Comment 30 ans de prison deviennent 8
Une peine de 30 ans qui se transforme en 8 ans de prison — comment est-ce possible ? La réponse se trouve dans le Code pénal français. La confusion des peines permet de fondre plusieurs condamnations en une seule peine globale. Résultat : la durée totale est souvent bien inférieure à la somme des peines initiales. Ajoutez à cela les réductions automatiques — pour bonne conduite, pour travail en détention — et vous obtenez une libération au quart du temps prévu.
Ce n'est pas un accident juridique. C'est un système. Un système qui a des noms. La loi Perben de 2010 a instauré la possibilité d'informer les victimes en cas de libération. Mais cette information n'était pas automatique. Et elle dépendait de l'appréciation de la dangerosité par les juges. Raté après raté, le système a laissé des prédateurs libres.
Le député a posé la question qui tue : « Comment sur une peine de 30 ans on peut sortir au bout de 8 années ? » Silence dans l'hémicycle. Puis il a conclu : « J'apprécie et je salue le fait que vous soyez prêt à revenir sur la confusion des peines après 9 ans d'exercice du pouvoir macroniste ici. » Une pique directe. Une accusation implicite : depuis 2017, rien n'a été fait.
Les chiffres sont implacables. 30 ans contre 8 ans. Un ratio de 3,75. Et pendant ce temps, l'agresseur s'installe à 3 km de la maison de Yanis. Le juge d'application des peines aurait pu imposer une interdiction de résider dans cette commune. Il ne l'a pas fait. Il s'est contenté d'envoyer un courrier à la victime — pas à Yanis, car il était mineur — pour l'informer de la libération. Ce courrier, Yanis l'a reçu. Il a suffi à le pousser au suicide.
« Inconfort inévitable » : les mots qui tuent
On pourrait croire à une blague morbide. Ce n'en est pas une. Le juge d'application des peines, interrogé par l'avocate de la victime Karine — une autre femme agressée par le même homme — a répondu que la réinstallation du prédateur à proximité de ses victimes était un « inconfort inévitable ». Un seul mot pour décrire la terreur d'une adolescente et la mort d'un garçon de 17 ans.

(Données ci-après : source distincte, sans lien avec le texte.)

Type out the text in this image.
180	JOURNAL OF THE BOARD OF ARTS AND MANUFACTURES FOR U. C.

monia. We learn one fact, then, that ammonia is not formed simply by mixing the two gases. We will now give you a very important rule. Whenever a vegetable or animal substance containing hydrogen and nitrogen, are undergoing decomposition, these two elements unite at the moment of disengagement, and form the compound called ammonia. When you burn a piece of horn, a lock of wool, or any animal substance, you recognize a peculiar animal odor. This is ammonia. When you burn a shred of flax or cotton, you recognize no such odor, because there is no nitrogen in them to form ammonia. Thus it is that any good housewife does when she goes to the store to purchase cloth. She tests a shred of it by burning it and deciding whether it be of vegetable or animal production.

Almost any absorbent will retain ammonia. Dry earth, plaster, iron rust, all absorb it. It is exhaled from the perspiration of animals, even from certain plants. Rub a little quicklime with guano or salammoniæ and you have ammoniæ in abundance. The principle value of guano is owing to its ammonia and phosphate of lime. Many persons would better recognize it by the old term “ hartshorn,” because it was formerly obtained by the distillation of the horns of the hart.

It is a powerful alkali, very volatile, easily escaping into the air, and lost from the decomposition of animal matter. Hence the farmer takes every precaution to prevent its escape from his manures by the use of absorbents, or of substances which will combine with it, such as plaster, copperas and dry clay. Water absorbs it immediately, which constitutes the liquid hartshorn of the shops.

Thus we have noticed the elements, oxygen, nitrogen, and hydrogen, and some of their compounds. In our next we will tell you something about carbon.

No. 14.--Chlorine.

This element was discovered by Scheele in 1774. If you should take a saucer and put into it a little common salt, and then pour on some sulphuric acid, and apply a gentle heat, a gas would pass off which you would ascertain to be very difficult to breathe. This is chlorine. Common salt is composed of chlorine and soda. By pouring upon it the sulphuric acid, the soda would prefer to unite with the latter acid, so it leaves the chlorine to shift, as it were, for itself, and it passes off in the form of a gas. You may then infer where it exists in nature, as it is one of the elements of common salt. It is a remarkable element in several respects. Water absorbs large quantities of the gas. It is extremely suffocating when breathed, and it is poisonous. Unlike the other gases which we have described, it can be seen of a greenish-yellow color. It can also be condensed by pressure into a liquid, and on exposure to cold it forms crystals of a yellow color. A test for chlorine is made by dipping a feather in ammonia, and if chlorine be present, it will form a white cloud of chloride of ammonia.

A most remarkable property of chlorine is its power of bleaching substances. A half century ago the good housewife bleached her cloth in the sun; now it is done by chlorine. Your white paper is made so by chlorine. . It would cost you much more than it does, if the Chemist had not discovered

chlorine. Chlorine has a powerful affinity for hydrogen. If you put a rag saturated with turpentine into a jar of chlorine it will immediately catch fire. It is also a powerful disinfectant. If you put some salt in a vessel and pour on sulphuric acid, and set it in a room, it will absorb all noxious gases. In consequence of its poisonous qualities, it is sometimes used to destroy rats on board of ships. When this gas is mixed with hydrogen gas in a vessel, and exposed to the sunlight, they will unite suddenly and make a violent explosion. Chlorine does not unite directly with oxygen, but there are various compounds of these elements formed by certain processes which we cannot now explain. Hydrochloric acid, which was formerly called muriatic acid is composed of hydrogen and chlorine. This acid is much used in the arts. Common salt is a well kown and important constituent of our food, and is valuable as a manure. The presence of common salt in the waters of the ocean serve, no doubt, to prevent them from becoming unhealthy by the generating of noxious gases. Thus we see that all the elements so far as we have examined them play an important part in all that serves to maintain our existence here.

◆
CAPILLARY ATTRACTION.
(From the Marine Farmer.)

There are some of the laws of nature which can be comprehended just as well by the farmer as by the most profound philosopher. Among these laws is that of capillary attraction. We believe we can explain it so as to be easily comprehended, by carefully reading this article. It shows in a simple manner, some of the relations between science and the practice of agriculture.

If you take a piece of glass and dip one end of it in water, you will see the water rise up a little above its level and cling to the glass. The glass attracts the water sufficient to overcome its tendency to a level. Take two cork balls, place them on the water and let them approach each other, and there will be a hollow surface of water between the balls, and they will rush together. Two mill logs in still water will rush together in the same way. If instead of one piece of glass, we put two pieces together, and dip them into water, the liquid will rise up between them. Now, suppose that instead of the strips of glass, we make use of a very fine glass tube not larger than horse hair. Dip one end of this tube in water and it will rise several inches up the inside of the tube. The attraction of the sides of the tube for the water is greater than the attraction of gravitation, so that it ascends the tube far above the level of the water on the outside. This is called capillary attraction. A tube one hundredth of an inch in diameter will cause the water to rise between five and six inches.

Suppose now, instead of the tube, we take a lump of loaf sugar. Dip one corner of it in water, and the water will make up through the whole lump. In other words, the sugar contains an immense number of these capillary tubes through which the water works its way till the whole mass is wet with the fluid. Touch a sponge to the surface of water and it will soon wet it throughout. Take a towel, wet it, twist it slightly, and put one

Le député a explosé en séance : « Inconfort, monsieur le ministre, c'est le terme que la République a trouvé pour décrire la faillite morale du système judiciaire. » Faillite morale. L'expression est forte. Est-elle exagérée ? Regardons les faits. L'agresseur avait été condamné pour viols et agressions sexuelles sur mineurs. Il purgeait 30 ans. La cour d'assises avait voulu envoyer un message : protection maximale, peine maximale. La suite est édifiante. La justice d'application des peines a réduit cette quasi-perpétuité à 8 ans.
Pour Karine, la situation est la même. Elle a reçu un courrier officiel l'informant que son bourreau s'installait dans sa ville. Pas de mesure d'éloignement. Pas de bracelet électronique. Juste une lettre. « Bonjour, votre agresseur sera libre dans deux semaines. Merci de prendre vos dispositions. » Inconfort, disent-ils.
Le député a rappelé que prévenir les victimes était « la plus élémentaire des humanités ». Mais prévenir ne protège pas. « La seule protection qui vaille, c'est que les prédateurs purgent enfin l'intégralité de leurs peines. » Une évidence qui, dans la bouche du député, sonne comme un réquisitoire contre un système qui protège les criminels plutôt que leurs victimes.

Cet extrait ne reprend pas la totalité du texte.